I knew that things would not be the same anymore, although this was just a feeling, for I had literally no idea of what is «being at war». With whom? There are no soldiers in the street nor steaming ruins all around me, and even the tons of worried messages I got that night (“Are you ok? Please reply as soon as you can!”) seemed out of place, as if I did not deserve them. I was there, sure, but I was not at the same time: I am not one of the victims nor one of the witnesses. I am not directly touched, so I believed.

It’s surprising to observe how your life can be suddenly moved. We all have this cliché in mind, when a drama happens, that there is a “before” and a “after”; what we don’t imagine is that the shift from one to the other is not immediate, that it takes time, hours, days for the cells of your entire body to integrate this new data: “We are in war. France is in war”. It is the case since June 2014, but some realities have some way to be experienced to become real.

I was in the park of Nanterre – in the suburb of Paris – going back from a play when I got the alert from Le Monde. Short, effective, just a few words: “Shooting in Paris happening currently, 9 victims already”. Friday 13rd November 2015, 9pm and something. And this was only the beginning of a long night in front of the TV, watching again and again the same images of horror, listening to the same speeches that would give in to a whole online-literature the following days (for the better and the worse), this article itself proves it.

When the terrorists first squeezed the trigger, I was enjoying myself (or something close to it, at least) at the theatre. The play was “4”  by Rodrigo Garcia. Now I could not tell what it was about, all I remember is that I told myself how much I hated the violence the actors were using against four roosters, forced to wear sneakers on stage. The quirk of fate.
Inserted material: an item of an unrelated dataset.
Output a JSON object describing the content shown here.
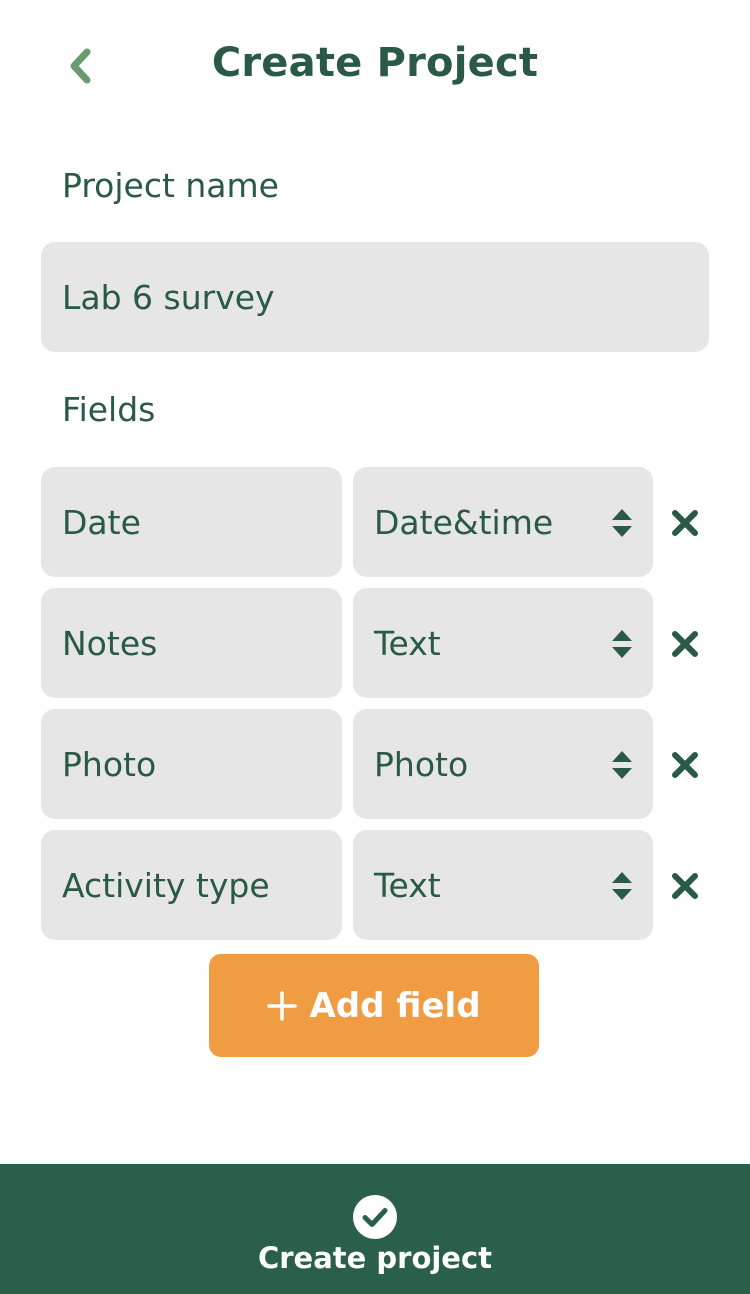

People die every day, in France and all around the world. But rather all around the world than in France. I was at that point of my thinking when I had this vision in the park: a lake surrounded by sky-scrapers and the stars in the clear night. I got a stroke, no pun intended. That was so beautiful I had to stop walking, to stop thinking. How can humans be at the same time so great and so evil, to be able to make appear beauty out of nothing and to destroy it without any process?

The realization of the event came to me slowly in the metro, on my way back home, a little bit more each time that I would see someone picking up the phone saying “I am alright, don’t worry”. I did not see any panic reaction, even though I know that some places in Paris were overwhelmed by people running away. For me, it rather looked like the calm before the storm. And this storm never came.

Because it is about this: a storm that never comes. Most of us knew somebody who died in the Bataclan, or knows somebody close to one of the victims; in fact, it could have been us. Yes… But it was not, and this is the sort of details that changes everything. Now, we are afraid to take the metro at the peak time, to drink tap water (well, already before to be honest), to hang out late and go back alone, to have a drink in a terrace or to go see a concert. It feels like we are all waiting for something to kill us. But guess what, life is doing it right now.

One day, a wise man said: “today is the first day of the rest of my life”. Nice shot. Indeed, what I was realizing cell by cell on that day zero is that, in terms of life, I had only this one. I better enjoy it. Let’s call it “to get your money’s worth”, even if “there are some things money can’t buy”. For as long as there will be blood running into my veins, the game is not over.